25.07.1998 Elbufer - Dresden
An einem Samstag Ende Juli war es nun mal wieder soweit, das Midsummer Open Air in Dresden stand an. Das der Austragungsort dieses Jahr nicht die Parkbühne
sondern das Festivalgelände am Elbufer war, ist wohl hauptsächlich
der erwartetenden Besucherzahl und der sowieso schon vorbereiteten Bühne
zu schulden (den ganzen Sommer ist am Elbufer was los). Beide Standorte haben
ihre eigenen Reize und so war dies nicht weiter schlimm.
Nachdem um 13 Uhr eine Dresdner Punkband den Konzertmarathon eröffnet hatte, die allerdings noch sehr mit dem desinteressierten Publikum zu kämpfen
hatten, schwarten sich bei den Blind Passengers dann doch ein paar mehr Leute
vor der Bühne zusammen. Sie konnten im Hinblick auf die kommenden Bands
nicht sehr überzeugen, da verging einem die Zeit bei Tanzwut viel schneller - viel zu schnell und auch Apocalyptica begeisterten (so schnell habe ich noch
nie jemand eine Saite wechseln sehen).
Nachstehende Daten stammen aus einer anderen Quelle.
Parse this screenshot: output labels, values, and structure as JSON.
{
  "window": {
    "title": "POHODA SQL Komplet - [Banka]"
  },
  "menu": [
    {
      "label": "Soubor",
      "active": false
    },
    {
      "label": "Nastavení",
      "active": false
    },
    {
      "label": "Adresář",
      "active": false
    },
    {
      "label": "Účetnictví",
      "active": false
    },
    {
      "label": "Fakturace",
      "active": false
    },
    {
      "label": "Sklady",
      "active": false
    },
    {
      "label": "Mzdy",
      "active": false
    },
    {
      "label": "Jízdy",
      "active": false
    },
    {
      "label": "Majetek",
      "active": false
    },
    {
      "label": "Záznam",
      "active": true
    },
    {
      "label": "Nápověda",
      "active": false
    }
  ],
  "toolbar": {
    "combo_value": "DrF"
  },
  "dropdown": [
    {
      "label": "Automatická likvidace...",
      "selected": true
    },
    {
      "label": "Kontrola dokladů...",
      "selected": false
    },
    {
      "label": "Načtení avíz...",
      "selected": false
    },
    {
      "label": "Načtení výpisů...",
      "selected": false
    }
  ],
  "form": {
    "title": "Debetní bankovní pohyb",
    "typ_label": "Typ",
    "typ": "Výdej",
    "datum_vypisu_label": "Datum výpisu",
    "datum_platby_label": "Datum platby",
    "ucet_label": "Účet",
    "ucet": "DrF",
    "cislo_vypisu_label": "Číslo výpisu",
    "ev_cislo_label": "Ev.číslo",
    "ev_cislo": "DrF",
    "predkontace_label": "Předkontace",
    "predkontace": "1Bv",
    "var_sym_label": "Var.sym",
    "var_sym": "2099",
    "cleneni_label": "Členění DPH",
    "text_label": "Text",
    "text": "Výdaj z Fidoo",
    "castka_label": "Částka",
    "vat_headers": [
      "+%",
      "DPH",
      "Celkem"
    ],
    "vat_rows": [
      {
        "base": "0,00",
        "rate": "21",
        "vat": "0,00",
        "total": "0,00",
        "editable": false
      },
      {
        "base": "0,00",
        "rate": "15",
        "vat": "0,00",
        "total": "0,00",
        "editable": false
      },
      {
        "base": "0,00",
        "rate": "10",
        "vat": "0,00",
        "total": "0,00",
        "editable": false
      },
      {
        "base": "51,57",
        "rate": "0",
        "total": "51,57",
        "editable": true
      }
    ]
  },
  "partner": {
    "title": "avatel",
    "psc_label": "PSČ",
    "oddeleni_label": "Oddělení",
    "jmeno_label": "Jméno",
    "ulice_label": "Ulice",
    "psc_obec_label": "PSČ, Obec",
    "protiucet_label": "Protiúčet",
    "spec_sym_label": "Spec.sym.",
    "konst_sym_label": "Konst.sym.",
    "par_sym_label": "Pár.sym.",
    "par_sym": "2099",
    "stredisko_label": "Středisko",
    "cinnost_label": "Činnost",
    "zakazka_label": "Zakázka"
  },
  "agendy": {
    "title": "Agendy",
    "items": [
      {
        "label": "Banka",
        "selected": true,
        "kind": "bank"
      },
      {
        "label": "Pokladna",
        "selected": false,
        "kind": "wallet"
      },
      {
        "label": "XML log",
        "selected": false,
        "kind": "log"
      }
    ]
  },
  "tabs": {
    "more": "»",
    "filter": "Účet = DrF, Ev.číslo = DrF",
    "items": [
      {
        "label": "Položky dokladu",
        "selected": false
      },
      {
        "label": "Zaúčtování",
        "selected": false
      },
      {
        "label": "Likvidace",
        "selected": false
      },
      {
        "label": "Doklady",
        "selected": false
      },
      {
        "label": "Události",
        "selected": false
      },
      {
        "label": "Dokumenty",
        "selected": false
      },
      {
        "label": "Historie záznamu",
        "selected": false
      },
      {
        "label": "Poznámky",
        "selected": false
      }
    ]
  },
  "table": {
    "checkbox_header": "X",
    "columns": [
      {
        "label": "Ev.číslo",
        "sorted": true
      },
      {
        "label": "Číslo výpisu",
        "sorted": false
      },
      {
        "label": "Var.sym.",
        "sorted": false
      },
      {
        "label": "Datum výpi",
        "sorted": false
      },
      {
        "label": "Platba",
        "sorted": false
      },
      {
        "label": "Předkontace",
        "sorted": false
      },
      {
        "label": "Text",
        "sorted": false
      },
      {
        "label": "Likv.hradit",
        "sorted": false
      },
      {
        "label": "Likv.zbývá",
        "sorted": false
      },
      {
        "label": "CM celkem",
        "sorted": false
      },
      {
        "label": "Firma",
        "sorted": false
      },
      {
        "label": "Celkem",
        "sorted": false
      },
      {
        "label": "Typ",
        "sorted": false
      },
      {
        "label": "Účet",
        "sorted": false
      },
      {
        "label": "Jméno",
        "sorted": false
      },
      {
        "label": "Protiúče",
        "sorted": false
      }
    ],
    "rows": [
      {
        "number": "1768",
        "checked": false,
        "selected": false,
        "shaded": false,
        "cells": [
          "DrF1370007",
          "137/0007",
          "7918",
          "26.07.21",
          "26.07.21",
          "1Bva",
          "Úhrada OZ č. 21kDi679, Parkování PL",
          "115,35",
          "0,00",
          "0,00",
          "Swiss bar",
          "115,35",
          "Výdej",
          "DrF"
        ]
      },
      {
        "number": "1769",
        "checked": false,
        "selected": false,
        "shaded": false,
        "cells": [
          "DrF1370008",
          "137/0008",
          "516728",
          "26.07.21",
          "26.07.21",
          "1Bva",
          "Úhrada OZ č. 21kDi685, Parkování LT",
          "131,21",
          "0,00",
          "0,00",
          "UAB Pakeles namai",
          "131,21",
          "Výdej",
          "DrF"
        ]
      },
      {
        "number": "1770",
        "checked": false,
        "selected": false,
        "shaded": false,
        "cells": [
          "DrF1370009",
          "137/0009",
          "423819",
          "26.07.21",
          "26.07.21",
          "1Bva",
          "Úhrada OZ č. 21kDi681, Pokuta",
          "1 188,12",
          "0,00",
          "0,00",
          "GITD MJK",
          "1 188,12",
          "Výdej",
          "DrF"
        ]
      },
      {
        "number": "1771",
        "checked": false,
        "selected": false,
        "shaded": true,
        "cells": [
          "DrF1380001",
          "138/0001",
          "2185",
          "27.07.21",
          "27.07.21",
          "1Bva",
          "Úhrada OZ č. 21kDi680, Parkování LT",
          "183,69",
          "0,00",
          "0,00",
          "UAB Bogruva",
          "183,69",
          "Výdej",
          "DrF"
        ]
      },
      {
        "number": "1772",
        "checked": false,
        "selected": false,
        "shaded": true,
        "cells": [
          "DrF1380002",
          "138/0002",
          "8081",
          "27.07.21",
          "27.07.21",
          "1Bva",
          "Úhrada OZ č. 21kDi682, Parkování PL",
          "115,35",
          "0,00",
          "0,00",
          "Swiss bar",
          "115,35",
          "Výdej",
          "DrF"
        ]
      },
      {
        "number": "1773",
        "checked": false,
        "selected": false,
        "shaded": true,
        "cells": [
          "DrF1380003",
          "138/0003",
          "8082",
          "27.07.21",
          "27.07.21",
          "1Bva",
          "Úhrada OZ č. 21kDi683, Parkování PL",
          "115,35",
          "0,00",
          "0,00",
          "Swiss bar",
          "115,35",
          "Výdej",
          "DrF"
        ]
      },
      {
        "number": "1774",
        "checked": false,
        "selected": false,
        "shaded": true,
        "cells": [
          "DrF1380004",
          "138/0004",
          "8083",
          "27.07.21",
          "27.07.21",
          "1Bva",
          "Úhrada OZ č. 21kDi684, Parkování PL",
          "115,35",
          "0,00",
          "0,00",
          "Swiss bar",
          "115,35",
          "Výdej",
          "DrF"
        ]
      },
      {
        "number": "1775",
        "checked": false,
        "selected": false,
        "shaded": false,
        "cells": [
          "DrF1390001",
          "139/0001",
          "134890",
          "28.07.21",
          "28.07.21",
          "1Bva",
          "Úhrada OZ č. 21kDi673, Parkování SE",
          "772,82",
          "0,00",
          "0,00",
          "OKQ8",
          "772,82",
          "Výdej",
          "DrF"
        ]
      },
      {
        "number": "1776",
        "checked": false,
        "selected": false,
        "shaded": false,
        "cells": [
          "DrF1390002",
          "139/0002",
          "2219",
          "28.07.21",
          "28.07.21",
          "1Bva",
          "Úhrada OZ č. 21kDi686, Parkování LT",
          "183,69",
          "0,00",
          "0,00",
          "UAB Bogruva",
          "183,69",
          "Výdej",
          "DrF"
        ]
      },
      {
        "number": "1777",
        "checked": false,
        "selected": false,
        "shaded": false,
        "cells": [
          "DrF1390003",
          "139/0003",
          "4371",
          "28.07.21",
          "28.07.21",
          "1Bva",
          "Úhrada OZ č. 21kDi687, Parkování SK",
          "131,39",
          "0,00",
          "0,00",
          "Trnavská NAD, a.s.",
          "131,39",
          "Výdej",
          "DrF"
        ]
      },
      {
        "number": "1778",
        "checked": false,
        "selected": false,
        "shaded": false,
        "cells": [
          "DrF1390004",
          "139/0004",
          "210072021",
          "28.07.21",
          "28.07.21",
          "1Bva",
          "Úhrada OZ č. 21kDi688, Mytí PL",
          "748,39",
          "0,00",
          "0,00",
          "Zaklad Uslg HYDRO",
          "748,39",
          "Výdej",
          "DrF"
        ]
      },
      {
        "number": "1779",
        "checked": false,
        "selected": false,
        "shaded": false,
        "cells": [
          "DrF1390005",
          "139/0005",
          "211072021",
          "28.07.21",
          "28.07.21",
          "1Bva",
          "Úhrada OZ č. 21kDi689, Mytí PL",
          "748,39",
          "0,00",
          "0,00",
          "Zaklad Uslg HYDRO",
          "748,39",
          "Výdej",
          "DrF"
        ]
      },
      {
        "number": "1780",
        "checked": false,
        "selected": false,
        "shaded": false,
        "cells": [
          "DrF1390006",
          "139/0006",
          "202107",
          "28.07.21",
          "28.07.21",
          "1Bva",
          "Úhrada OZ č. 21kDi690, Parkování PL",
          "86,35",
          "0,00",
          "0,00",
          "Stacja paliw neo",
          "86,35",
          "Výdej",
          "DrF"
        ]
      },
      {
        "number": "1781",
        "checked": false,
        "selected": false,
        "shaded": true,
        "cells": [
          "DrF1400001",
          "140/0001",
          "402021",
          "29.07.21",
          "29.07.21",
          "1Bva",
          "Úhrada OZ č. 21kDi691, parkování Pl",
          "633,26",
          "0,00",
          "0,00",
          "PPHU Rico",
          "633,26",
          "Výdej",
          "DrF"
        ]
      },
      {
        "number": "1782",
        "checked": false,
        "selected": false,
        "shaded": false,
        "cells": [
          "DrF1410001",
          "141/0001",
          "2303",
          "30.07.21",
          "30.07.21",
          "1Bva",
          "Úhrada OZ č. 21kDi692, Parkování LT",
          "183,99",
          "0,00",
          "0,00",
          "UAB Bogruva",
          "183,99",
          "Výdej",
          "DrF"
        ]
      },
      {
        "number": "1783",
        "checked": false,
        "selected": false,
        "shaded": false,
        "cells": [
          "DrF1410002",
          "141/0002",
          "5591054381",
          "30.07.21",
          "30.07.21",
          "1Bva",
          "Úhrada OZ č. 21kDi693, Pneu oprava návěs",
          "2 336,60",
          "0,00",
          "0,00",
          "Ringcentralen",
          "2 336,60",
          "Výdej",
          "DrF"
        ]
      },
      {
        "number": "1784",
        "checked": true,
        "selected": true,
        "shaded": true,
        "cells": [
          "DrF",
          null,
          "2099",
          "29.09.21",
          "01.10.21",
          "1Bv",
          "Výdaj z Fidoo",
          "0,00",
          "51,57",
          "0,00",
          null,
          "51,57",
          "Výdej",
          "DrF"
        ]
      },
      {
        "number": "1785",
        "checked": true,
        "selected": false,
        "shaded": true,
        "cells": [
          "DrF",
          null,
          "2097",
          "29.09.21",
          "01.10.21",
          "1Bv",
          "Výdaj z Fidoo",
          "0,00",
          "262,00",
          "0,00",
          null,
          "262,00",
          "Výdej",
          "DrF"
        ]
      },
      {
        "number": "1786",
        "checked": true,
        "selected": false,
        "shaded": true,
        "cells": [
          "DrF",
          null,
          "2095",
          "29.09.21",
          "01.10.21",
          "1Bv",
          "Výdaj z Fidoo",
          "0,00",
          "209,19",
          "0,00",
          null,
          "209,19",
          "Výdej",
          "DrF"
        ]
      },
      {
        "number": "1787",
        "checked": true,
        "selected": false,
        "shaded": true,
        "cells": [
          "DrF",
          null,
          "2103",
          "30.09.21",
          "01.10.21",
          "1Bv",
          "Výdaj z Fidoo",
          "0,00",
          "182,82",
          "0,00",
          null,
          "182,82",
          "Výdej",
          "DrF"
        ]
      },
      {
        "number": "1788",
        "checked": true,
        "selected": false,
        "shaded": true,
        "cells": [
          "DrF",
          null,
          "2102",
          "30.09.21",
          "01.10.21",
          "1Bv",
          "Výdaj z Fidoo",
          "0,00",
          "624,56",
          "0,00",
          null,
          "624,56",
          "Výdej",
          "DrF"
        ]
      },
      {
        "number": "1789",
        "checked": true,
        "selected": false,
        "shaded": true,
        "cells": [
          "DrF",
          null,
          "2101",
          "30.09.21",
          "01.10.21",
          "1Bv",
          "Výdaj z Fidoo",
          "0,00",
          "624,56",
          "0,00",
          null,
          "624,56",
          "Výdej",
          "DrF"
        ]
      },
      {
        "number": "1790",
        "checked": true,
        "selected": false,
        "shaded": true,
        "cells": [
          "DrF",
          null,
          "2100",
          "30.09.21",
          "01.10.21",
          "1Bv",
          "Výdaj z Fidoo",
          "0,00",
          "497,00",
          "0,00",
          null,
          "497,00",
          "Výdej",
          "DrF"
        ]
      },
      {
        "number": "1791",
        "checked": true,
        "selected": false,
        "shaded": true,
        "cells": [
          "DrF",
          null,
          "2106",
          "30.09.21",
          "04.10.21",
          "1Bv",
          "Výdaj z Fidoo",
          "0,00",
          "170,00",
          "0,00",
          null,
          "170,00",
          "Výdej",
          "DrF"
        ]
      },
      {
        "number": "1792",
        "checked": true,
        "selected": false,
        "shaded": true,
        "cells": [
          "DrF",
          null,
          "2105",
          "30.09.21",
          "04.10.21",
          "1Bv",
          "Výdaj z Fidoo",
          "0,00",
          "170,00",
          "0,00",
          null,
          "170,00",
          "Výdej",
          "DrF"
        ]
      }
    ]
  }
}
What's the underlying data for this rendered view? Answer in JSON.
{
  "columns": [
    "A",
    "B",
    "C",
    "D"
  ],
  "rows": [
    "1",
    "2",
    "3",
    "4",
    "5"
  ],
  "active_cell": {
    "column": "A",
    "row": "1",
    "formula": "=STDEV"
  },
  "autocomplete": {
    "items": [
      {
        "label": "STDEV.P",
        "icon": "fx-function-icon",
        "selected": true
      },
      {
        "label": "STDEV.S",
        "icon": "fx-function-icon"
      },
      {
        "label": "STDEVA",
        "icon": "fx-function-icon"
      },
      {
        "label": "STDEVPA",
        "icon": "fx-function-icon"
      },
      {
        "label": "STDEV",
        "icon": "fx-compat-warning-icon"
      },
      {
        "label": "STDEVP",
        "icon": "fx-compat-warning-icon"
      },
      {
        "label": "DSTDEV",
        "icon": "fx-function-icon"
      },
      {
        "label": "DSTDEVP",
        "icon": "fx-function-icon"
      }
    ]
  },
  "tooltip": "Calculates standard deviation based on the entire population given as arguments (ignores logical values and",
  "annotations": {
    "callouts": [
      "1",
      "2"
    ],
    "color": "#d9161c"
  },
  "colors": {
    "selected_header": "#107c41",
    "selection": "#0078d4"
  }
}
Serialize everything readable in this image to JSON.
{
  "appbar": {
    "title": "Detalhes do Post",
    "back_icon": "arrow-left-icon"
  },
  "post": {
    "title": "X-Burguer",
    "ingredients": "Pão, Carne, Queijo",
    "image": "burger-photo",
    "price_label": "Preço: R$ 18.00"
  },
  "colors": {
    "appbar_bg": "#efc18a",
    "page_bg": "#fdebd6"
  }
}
Danach war richtig gute Stimmung und
so sollte es mir Goethes Erben auch weitergehen.
Diesmal kam wieder das normale Festivalprogramm zur Aufführung, sprich
"Kondition: Macht!" eröffnete die Reise, die dann mit einem großen
Zeitsprung (Oswald hat bestimmt 5 Meter mit 2 Sprüngen geschafft) mit
"Der Spiegel", sowie den nie fehlenden Klassikern "Märchenprinzen" und
"Zinnsoldaten" fortgesetzt wurde. Da das Publikum durche einen Bühnengraben
nicht ganz hautnah dabei sein konnte, fehlte "Begrüßende Worte", was
aber durch eine Ladung Gummibärchen ersetzt wurde. So ganz ohne Publikumskontakt wollte es aber Oswald nicht abgehen lassen und so sprang er von der
Bühne und kletterte auf die Absperrungen. Der Ordner, den Oswald angestellt hatte, damit er wieder auf die Bühne kommt, half eher mißbilligend
und auch eine geschenkte Tüte Gummibärchen wollte ihn nicht so recht
entschädigen. Nach ca. 1 Stunde ging es dem Ende zu und als Oswald bei der
Zugabe
erneut in Richtung Publikum strebte, half ihm dann lieber gleich einer der
Erben-Crew wieder rauf. Leider war selbst beim letzten Lied noch strahlender
Sonnenschein - bei allen anderen Bands war es bewölkt bzw. dann dunkel
- und doch hatten wir eine schöne Stunde mit den Erben verlebt.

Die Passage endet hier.